American judiciary (1819–1895)

Lincoln Flagg Brigham (October 4, 1819 – February 27, 1895) was the Chief Justice of the Superior Court of Massachusetts from 1869 to 1890.

==Professional life==
After graduating from Dartmouth College in 1842, Brigham studied law at Harvard University's Dane School of Law until 1844, at which point he began working at the law firm of John H. Clifford and Harrison Colby. In 1845, Colby became a judge, and Clifford made Brigham his new partner. When Clifford was elected Governor of Massachusetts in 1853, he appointed Brigham District Attorney of the Southern District of Massachusetts (Bristoll, Barnstable, Dukes, and Nantucket counties). In 1856, the position of District Attorney became elective, and Brigham was the first person elected to it. In 1859, the Superior Court of Massachusetts was established, and Nathaniel P. Banks appointed Brigham as an associate justice; in 1869, Seth Ames left the Superior Court for the Supreme Court of Massachusetts, and William Claflin named Brigham Ames' successor as Chief Justice.
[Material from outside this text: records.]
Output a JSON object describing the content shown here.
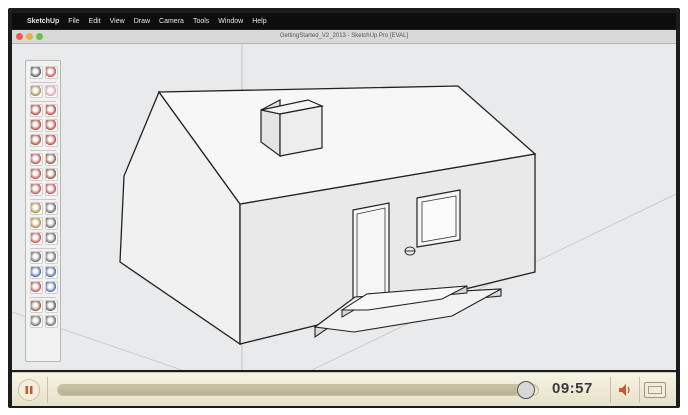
{
  "menubar": {
    "apple_glyph": "",
    "app_name": "SketchUp",
    "items": [
      "File",
      "Edit",
      "View",
      "Draw",
      "Camera",
      "Tools",
      "Window",
      "Help"
    ]
  },
  "window": {
    "title": "GettingStarted_V2_2013 - SketchUp Pro [EVAL]"
  },
  "toolbar": {
    "tools": [
      {
        "name": "select-tool-icon",
        "color": "#555555"
      },
      {
        "name": "make-component-tool-icon",
        "color": "#c0504d"
      },
      {
        "name": "paint-bucket-tool-icon",
        "color": "#a88a4a"
      },
      {
        "name": "eraser-tool-icon",
        "color": "#e39aa6"
      },
      {
        "name": "rectangle-tool-icon",
        "color": "#b24a3a"
      },
      {
        "name": "line-tool-icon",
        "color": "#b24a3a"
      },
      {
        "name": "circle-tool-icon",
        "color": "#b24a3a"
      },
      {
        "name": "arc-tool-icon",
        "color": "#b24a3a"
      },
      {
        "name": "polygon-tool-icon",
        "color": "#b24a3a"
      },
      {
        "name": "freehand-tool-icon",
        "color": "#b24a3a"
      },
      {
        "name": "move-tool-icon",
        "color": "#c0504d"
      },
      {
        "name": "push-pull-tool-icon",
        "color": "#8a5a3a"
      },
      {
        "name": "rotate-tool-icon",
        "color": "#c0504d"
      },
      {
        "name": "follow-me-tool-icon",
        "color": "#8a5a3a"
      },
      {
        "name": "scale-tool-icon",
        "color": "#c0504d"
      },
      {
        "name": "offset-tool-icon",
        "color": "#c0504d"
      },
      {
        "name": "tape-measure-tool-icon",
        "color": "#b08a3a"
      },
      {
        "name": "dimension-tool-icon",
        "color": "#666666"
      },
      {
        "name": "protractor-tool-icon",
        "color": "#b08a3a"
      },
      {
        "name": "text-tool-icon",
        "color": "#666666"
      },
      {
        "name": "axes-tool-icon",
        "color": "#c0504d"
      },
      {
        "name": "3d-text-tool-icon",
        "color": "#666666"
      },
      {
        "name": "orbit-tool-icon",
        "color": "#6a6a6a"
      },
      {
        "name": "pan-tool-icon",
        "color": "#6a6a6a"
      },
      {
        "name": "zoom-tool-icon",
        "color": "#4a6aa8"
      },
      {
        "name": "zoom-window-tool-icon",
        "color": "#4a6aa8"
      },
      {
        "name": "zoom-extents-tool-icon",
        "color": "#c0504d"
      },
      {
        "name": "previous-view-tool-icon",
        "color": "#4a6aa8"
      },
      {
        "name": "position-camera-tool-icon",
        "color": "#8a5a3a"
      },
      {
        "name": "walk-tool-icon",
        "color": "#5a5a5a"
      },
      {
        "name": "look-around-tool-icon",
        "color": "#6a6a6a"
      },
      {
        "name": "section-plane-tool-icon",
        "color": "#6a6a6a"
      }
    ]
  },
  "player": {
    "time": "09:57",
    "progress": 0.975
  },
  "colors": {
    "traffic_close": "#ee5a52",
    "traffic_min": "#e9b43a",
    "traffic_max": "#6cc04a",
    "volume_accent": "#c85a2a"
  }
}
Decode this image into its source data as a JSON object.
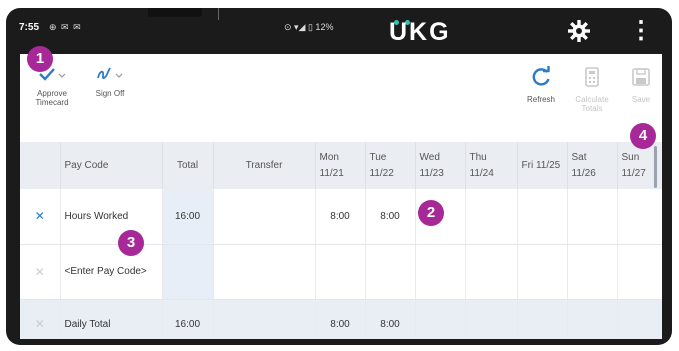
{
  "status_bar": {
    "time": "7:55",
    "left_icons": "⊕ ✉ ✉",
    "right_icons": "⊙ ▾◢ ▯ 12%",
    "brand": "UKG"
  },
  "toolbar": {
    "approve_label": "Approve Timecard",
    "signoff_label": "Sign Off",
    "refresh_label": "Refresh",
    "calculate_label": "Calculate Totals",
    "save_label": "Save"
  },
  "table": {
    "headers": {
      "pay_code": "Pay Code",
      "total": "Total",
      "transfer": "Transfer",
      "mon_day": "Mon",
      "mon_date": "11/21",
      "tue_day": "Tue",
      "tue_date": "11/22",
      "wed_day": "Wed",
      "wed_date": "11/23",
      "thu_day": "Thu",
      "thu_date": "11/24",
      "fri": "Fri 11/25",
      "sat_day": "Sat",
      "sat_date": "11/26",
      "sun_day": "Sun",
      "sun_date": "11/27"
    },
    "rows": [
      {
        "remove": "✕",
        "pay_code": "Hours Worked",
        "total": "16:00",
        "transfer": "",
        "mon": "8:00",
        "tue": "8:00",
        "wed": "",
        "thu": "",
        "fri": "",
        "sat": "",
        "sun": ""
      },
      {
        "remove": "✕",
        "pay_code": "<Enter Pay Code>",
        "total": "",
        "transfer": "",
        "mon": "",
        "tue": "",
        "wed": "",
        "thu": "",
        "fri": "",
        "sat": "",
        "sun": ""
      }
    ],
    "daily_total": {
      "remove": "✕",
      "label": "Daily Total",
      "total": "16:00",
      "mon": "8:00",
      "tue": "8:00"
    }
  },
  "callouts": [
    "1",
    "2",
    "3",
    "4"
  ],
  "colors": {
    "accent_blue": "#2b7bc9",
    "callout": "#a72897",
    "brand_teal": "#2ec4b6"
  }
}
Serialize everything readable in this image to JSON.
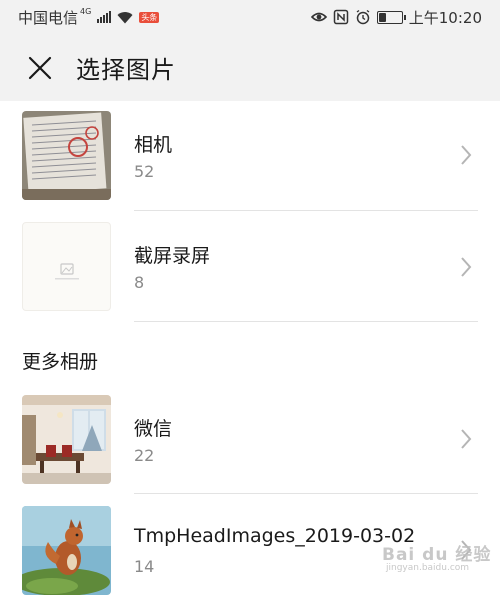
{
  "status_bar": {
    "carrier": "中国电信",
    "network_type": "4G",
    "app_badge": "头条",
    "time": "上午10:20",
    "battery_level": 0.35,
    "icons": [
      "signal-icon",
      "wifi-icon",
      "eye-icon",
      "nfc-icon",
      "alarm-icon",
      "battery-icon"
    ]
  },
  "header": {
    "title": "选择图片",
    "close_icon": "close-icon"
  },
  "albums": [
    {
      "name": "相机",
      "count": "52",
      "thumb": "document-photo"
    },
    {
      "name": "截屏录屏",
      "count": "8",
      "thumb": "image-placeholder"
    }
  ],
  "section": {
    "title": "更多相册"
  },
  "more_albums": [
    {
      "name": "微信",
      "count": "22",
      "thumb": "room-photo"
    },
    {
      "name": "TmpHeadImages_2019-03-02",
      "count": "14",
      "thumb": "squirrel-photo"
    }
  ],
  "watermark": {
    "main": "Bai du 经验",
    "sub": "jingyan.baidu.com"
  },
  "colors": {
    "header_bg": "#f2f2f2",
    "divider": "#e3e3e3",
    "secondary_text": "#8a8a8a"
  }
}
In 1890, Brigham retired from the court, due to health issues.

==Personal life==
Lincoln Brigham was born in Cambridge, Massachusetts on October 4, 1819 to Lincoln and Lucy (Forbes) Brigham. He was married to Eliza Endicott on October 20, 1847 in New Bedford, Massachusetts. The couple had four children; Thomas Swain, Clifford, Augustus Perry, and Lincoln Forbes Brigham. He died in Salem, Massachusetts on February 27, 1895.